We can see in @fig-no-cqlf-with-lyapunov-invariant-sets that none of the two ellipses works as an invariant set for the switched system – a state trajectory entering the set leaves it afterwards. No way to to come up with a single ellipse (hence a single quadratic Lyapunov function) that would work here.
:::

Good, we have seen in the example that it is not always possible to find a common quadratic Lyapunov function for a switched system, even it it is stable. We need to expand the set of functions in which we search for a Lyapunov function. We have proposed one way to do it in the previouse chapter wherein we considered higher degree polynomials for which we imposed the nonnegativity constraint through in the form of SOS constraint. Here we are going to consider another approach.

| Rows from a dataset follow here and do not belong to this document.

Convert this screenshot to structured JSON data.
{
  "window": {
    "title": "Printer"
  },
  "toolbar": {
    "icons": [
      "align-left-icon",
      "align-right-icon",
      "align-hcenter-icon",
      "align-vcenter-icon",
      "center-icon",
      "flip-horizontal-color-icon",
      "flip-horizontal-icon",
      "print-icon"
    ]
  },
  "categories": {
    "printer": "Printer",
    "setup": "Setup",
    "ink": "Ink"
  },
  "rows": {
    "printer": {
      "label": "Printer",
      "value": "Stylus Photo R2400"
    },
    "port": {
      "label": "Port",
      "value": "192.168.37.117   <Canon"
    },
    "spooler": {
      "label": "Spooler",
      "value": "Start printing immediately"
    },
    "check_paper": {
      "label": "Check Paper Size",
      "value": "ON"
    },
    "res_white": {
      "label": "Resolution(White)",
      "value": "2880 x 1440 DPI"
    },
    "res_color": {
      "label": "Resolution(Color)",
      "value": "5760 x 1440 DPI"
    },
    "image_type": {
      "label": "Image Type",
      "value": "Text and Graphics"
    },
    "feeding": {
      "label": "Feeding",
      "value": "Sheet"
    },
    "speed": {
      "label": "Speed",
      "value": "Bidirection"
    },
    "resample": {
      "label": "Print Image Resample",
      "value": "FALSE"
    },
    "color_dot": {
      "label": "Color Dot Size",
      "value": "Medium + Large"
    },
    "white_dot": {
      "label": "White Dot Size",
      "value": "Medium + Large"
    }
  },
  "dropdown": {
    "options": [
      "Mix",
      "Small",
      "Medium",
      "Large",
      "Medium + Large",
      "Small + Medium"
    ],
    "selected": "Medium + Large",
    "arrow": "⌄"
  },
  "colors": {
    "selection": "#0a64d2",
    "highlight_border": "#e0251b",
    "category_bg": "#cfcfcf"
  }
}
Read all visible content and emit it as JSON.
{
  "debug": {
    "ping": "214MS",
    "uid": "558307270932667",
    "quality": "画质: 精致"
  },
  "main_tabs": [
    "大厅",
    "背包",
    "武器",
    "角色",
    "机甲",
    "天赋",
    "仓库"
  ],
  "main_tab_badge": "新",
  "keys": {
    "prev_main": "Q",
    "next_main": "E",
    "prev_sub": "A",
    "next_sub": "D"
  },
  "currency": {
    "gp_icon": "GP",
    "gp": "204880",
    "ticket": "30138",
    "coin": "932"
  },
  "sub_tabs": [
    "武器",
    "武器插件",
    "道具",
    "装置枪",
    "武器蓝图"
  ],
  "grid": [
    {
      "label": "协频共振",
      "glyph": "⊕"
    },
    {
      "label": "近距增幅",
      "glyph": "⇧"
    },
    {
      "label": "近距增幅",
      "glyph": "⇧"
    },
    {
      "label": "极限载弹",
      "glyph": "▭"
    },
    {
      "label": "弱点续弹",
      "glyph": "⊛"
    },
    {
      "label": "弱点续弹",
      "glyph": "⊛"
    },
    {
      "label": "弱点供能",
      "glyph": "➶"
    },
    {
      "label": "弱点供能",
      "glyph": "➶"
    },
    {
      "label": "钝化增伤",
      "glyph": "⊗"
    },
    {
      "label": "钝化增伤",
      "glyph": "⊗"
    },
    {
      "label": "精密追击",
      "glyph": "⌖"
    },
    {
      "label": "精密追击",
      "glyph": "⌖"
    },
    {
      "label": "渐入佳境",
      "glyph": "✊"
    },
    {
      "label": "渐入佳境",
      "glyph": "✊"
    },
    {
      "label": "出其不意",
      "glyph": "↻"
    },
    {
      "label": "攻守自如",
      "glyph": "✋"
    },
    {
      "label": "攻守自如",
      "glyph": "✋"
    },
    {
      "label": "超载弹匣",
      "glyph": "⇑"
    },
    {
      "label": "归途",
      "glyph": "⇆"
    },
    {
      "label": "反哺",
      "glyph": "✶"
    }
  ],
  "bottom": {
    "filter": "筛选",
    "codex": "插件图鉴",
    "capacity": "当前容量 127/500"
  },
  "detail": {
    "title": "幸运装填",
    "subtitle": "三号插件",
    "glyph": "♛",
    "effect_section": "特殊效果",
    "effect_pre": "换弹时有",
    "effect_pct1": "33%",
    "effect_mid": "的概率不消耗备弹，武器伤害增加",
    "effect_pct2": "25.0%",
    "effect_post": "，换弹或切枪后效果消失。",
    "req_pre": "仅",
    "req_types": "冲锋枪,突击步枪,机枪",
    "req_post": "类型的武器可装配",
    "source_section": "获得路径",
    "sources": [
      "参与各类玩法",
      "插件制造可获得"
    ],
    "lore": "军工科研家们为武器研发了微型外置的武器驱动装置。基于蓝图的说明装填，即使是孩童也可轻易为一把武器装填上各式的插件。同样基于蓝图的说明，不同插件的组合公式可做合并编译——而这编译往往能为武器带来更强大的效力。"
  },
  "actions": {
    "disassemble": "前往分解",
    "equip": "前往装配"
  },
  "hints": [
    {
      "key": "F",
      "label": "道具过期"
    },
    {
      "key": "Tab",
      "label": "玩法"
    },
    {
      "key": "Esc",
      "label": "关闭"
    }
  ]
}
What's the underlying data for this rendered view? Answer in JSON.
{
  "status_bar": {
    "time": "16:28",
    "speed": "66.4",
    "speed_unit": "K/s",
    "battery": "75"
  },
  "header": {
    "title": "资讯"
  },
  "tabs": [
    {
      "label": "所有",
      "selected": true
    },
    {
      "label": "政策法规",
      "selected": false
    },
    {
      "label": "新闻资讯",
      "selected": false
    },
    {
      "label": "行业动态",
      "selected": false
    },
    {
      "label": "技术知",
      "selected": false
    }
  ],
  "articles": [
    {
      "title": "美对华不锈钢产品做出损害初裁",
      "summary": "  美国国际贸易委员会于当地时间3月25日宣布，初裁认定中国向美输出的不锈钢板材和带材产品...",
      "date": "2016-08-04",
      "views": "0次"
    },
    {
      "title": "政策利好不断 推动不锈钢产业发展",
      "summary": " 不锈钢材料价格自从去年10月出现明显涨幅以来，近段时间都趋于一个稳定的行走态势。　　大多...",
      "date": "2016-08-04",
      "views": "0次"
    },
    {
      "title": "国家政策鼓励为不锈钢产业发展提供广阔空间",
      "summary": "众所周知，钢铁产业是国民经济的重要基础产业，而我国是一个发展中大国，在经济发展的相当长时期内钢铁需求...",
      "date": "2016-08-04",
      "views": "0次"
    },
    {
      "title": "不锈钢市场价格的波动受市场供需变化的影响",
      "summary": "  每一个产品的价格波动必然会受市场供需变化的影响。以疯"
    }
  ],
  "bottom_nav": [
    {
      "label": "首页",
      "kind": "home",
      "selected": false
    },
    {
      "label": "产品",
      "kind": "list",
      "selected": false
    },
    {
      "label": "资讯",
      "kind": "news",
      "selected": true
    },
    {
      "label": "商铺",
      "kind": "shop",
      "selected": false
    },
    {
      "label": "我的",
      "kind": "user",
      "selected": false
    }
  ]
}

We are goint to "stitch" together several *Lyapunov-like* functions, each of which is a Lyapunov function only on some subset of the state space (that is why we call them just Lyapunov-like and not Lyapunov). This approach is sometimes called the *Multiple Lyapunov Function* (MLF) approach, or *Piecewise Lyapunov Function* approach.   

## Multiple Lyapunov Function (MLF) approach to analysis of stability

Instead of just a single *common Lyapunov function* $V(\bm x)$, we are now going to consider several Lyapunov-like functions $V_i(\bm x),\; i=1,\ldots,r,$ that qualify as Lyapunov function only on some subsets of the state space $\Omega_i$. And we "stitch" them together to form a piecewise Lyapunov function $V(\bm x)$:
$$
V(x) =
\begin{cases}
V_1(\bm x) & \text{if } \bm x\in \Omega_1, \\
\vdots\\
V_r(\bm x) & \text{if } \bm x\in \Omega_r.
\end{cases}
$$

## S-procedure

In order to restrict the requirement of positive definiteness of the Lyapunov function to some region in the state space, and similarly for the regurement of negative definiteness of its time derivative, we need to introduce the the *S-procedure*.  This is a result about solvability of two or more quadratic inequalities, not necessarily convex ones (for convex problems we have nonlinear Farkas' lemma). Origins of this result can be found in the control theory (analysis of stability of nonlinear systems, hence the S letter) with the first rigorous result provided by Yakubovich in 1970s.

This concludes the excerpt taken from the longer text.